Scorpion Swamp
- The original Puffin Books cover of Scorpion Swamp
- Author: Steve Jackson
- Illustrator: Duncan Smith
- Cover artist: Duncan Smith
- Series: Fighting Fantasy Puffin number: 8;
- Genre: Fantasy
- Published: Puffin (UK): 1984 Dell/Laurel-Leaf (US): 1985
- Media type: Print (Paperback)
- ISBN: 0-14-031829-1

= Scorpion Swamp =

Scorpion Swamp is a single-player adventuring gamebook written by Steve Jackson (the American game designer, as opposed to the series co-creator), illustrated by Duncan Smith, and originally published in 1984 by Puffin Books. It forms part of Steve Jackson and Ian Livingstone's Fighting Fantasy series. It is the 8th in the series in the original Puffin series (ISBN 0-14-031829-1). It was the first Fighting Fantasy book not written by the series' co-creators.

==Story==
Scorpion Swamp is a fantasy scenario. Having acquired a magical brass ring (which detects evil and always indicates which direction is north) from a mysterious old woman, the player enters the notorious Scorpion Swamp.

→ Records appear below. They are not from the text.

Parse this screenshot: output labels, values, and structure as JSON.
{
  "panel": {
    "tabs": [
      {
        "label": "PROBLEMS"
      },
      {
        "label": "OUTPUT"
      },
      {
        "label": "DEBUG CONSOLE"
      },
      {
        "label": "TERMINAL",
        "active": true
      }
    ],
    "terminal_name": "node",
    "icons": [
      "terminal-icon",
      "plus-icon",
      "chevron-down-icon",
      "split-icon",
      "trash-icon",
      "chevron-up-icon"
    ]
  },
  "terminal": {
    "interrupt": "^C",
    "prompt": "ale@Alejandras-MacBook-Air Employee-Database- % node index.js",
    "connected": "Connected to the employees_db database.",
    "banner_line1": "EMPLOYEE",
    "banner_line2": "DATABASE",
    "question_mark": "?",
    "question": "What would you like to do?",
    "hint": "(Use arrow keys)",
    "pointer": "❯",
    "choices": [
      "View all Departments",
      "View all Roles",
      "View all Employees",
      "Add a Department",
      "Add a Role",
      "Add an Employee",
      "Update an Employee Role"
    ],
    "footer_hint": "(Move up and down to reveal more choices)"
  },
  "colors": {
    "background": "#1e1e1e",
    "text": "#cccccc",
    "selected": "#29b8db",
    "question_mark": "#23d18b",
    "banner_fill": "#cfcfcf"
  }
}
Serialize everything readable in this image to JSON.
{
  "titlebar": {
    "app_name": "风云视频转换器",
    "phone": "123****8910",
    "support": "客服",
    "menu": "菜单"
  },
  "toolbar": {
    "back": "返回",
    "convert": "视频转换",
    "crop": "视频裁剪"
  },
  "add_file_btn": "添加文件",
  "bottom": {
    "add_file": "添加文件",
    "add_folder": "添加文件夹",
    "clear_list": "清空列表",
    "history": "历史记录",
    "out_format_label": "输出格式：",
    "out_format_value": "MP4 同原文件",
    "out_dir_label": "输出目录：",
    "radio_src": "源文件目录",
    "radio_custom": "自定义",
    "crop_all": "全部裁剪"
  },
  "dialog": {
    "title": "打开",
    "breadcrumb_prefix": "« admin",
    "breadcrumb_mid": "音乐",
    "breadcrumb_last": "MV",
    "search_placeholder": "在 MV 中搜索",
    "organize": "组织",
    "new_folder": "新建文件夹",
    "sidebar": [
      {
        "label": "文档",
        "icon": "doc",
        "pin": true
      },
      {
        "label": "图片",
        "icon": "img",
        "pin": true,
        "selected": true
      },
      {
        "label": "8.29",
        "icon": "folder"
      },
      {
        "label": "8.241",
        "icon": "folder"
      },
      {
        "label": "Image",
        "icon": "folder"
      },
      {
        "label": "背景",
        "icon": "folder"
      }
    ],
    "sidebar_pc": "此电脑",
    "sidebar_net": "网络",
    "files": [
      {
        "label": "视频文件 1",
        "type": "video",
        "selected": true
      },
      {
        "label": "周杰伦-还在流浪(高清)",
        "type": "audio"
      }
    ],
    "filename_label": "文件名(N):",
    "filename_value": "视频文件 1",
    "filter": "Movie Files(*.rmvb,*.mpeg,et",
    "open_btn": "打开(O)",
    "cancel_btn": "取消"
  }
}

Gameplay differed from previous titles in several ways:
- The story allows the player to choose one of three quests: the patrons of said quests being either good (locate a rare plant for the wizard Selator), evil (acquire the amulets of animal/insect avatars for the wizard Grimslade), or neutral (map a trade route for the trader Poomchukker) respectively.
- Gameplay has a non-linear design, allowing "free roaming": the player may explore the swamp at will and return to locations previously visited.
- The game design employed a grid system of locations to explore. Whereas in previous titles choosing an option to follow a point of the compass was nebulous and backtracking almost impossible, in this title each location was equidistant from all others and options only led in the four primary compass directions. On entering a location, the player was asked if they had visited previously, and instructed accordingly. This format was an innovation for Fighting Fantasy.
- The 400th reference does not contain an ending to the adventure.